According to Dillie, a tariff would be unlikely to make much difference when China is willing to sell masks at a penny each. A federal government stockpile of masks might provide some security, but it is likely to be insufficient in the event of a large pandemic like COVID-19, and creating one federal buyer does not generate a sustainable, competitive U.S. production industry.

In an insightful article in the Harvard Business Review, Professor and manufacturing expert Willy Shih and two colleagues wrote about the difficulties of rebuilding what Shih calls the “industrial commons” in the PPE industry. The phrase refers to the supply chain, the production equipment, and the knowledgeable personnel required to manufacture most modern products. Over the last twelve months, companies like Premium-PPE and Medline have rebuilt the depleted U.S. industrial commons in PPE. It would be a tragedy to lose all that now.

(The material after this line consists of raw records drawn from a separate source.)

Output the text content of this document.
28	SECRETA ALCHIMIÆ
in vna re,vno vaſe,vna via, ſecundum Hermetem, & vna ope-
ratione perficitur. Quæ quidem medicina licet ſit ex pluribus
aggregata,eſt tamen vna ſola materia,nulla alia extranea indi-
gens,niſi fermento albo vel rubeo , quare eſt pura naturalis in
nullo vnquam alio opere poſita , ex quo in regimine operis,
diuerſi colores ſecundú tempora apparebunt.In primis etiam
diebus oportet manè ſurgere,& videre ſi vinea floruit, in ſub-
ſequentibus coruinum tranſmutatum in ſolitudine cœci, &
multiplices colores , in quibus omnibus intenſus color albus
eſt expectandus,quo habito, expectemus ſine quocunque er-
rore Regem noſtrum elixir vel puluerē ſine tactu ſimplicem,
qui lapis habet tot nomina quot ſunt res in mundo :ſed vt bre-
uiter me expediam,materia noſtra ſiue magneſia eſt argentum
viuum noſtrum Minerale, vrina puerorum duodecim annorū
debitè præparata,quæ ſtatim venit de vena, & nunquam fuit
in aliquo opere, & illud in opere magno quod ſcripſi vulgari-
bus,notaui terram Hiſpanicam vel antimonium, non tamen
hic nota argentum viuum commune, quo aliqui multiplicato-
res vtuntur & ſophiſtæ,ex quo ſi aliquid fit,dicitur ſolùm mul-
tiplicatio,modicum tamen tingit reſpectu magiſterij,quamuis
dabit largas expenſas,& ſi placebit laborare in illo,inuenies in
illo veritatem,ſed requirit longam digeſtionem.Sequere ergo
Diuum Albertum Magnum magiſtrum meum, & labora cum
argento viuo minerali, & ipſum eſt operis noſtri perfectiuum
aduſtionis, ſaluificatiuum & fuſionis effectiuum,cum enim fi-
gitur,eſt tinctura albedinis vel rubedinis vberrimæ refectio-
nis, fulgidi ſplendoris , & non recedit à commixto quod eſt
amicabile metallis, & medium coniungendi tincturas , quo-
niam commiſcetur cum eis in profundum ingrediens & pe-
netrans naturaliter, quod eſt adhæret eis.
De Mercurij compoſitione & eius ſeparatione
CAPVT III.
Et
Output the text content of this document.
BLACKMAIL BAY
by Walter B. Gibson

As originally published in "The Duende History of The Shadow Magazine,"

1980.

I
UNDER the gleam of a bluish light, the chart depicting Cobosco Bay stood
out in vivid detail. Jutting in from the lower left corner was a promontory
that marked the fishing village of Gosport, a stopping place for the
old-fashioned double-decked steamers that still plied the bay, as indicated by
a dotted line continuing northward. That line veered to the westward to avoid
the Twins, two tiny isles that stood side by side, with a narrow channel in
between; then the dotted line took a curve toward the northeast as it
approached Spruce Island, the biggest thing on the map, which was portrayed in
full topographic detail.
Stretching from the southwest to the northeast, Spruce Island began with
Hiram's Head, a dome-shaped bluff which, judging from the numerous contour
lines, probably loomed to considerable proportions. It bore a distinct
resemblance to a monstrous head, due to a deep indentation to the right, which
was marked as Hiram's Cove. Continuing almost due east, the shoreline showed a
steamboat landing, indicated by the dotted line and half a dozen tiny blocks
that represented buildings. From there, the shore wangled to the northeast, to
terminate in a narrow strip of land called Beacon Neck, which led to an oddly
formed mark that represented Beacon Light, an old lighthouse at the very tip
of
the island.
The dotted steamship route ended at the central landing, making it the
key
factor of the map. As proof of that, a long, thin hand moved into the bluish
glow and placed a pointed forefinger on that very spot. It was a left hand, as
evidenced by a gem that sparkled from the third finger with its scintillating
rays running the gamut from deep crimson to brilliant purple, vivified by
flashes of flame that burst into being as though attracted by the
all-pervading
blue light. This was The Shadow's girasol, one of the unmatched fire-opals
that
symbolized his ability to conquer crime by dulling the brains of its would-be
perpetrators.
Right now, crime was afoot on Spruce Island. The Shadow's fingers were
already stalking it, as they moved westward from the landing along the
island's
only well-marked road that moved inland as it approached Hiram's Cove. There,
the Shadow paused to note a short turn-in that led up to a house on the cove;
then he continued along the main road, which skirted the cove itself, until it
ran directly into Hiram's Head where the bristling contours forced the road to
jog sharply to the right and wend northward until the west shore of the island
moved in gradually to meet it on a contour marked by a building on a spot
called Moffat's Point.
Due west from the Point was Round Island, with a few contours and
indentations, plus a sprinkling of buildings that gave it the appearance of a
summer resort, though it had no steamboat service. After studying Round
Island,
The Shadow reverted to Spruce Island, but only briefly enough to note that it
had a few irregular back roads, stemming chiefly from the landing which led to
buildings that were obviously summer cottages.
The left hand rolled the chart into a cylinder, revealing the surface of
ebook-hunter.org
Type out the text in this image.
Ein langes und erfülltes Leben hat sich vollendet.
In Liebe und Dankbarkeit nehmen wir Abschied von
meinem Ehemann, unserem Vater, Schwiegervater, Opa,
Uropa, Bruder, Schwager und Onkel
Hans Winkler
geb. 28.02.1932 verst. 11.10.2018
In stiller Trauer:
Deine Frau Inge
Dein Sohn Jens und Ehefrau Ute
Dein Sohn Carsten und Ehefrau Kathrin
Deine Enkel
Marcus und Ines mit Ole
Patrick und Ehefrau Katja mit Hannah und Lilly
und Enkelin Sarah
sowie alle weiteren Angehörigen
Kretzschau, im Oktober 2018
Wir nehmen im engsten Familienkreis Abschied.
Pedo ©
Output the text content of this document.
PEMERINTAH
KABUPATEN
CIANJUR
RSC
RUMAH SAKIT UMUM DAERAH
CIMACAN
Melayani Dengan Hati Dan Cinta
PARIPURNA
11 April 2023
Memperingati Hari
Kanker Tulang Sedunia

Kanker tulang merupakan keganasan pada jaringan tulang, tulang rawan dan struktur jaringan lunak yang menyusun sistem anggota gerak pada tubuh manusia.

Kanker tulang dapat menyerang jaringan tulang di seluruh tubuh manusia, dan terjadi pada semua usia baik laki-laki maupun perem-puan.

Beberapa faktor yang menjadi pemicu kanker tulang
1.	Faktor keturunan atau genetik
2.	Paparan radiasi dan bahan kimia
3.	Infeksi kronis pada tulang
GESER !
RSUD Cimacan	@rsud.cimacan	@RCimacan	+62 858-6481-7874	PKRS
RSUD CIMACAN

Shih points out that the Canadian government recently awarded a 10-year $382 million contract to Canadian manufacturer Medicom to produce N95 masks for Canada. This guarantees that a portion of the market will be dedicated to Canadian producers. Canada should have the critical mass and the knowledge base to accelerate to much higher production in the event of a crisis. The Canadian government feels that a slightly higher price for masks is a price worth paying for the security of supply and the lives that will be saved in the next crisis.

Such a solution would work for the U.S. too. If we reserved a portion of the market, say somewhere between 25% and 50% for U.S. producers, we would keep most of the AMMA companies alive, protect ourselves against future crises and exploitation from China, and create thousands of good-paying manufacturing jobs. And, as in other industries, we might find that a vigorous, competitive U.S. presence could lead to important innovations that would over time deliver significant improvements in quality and production processes in the PPE industry.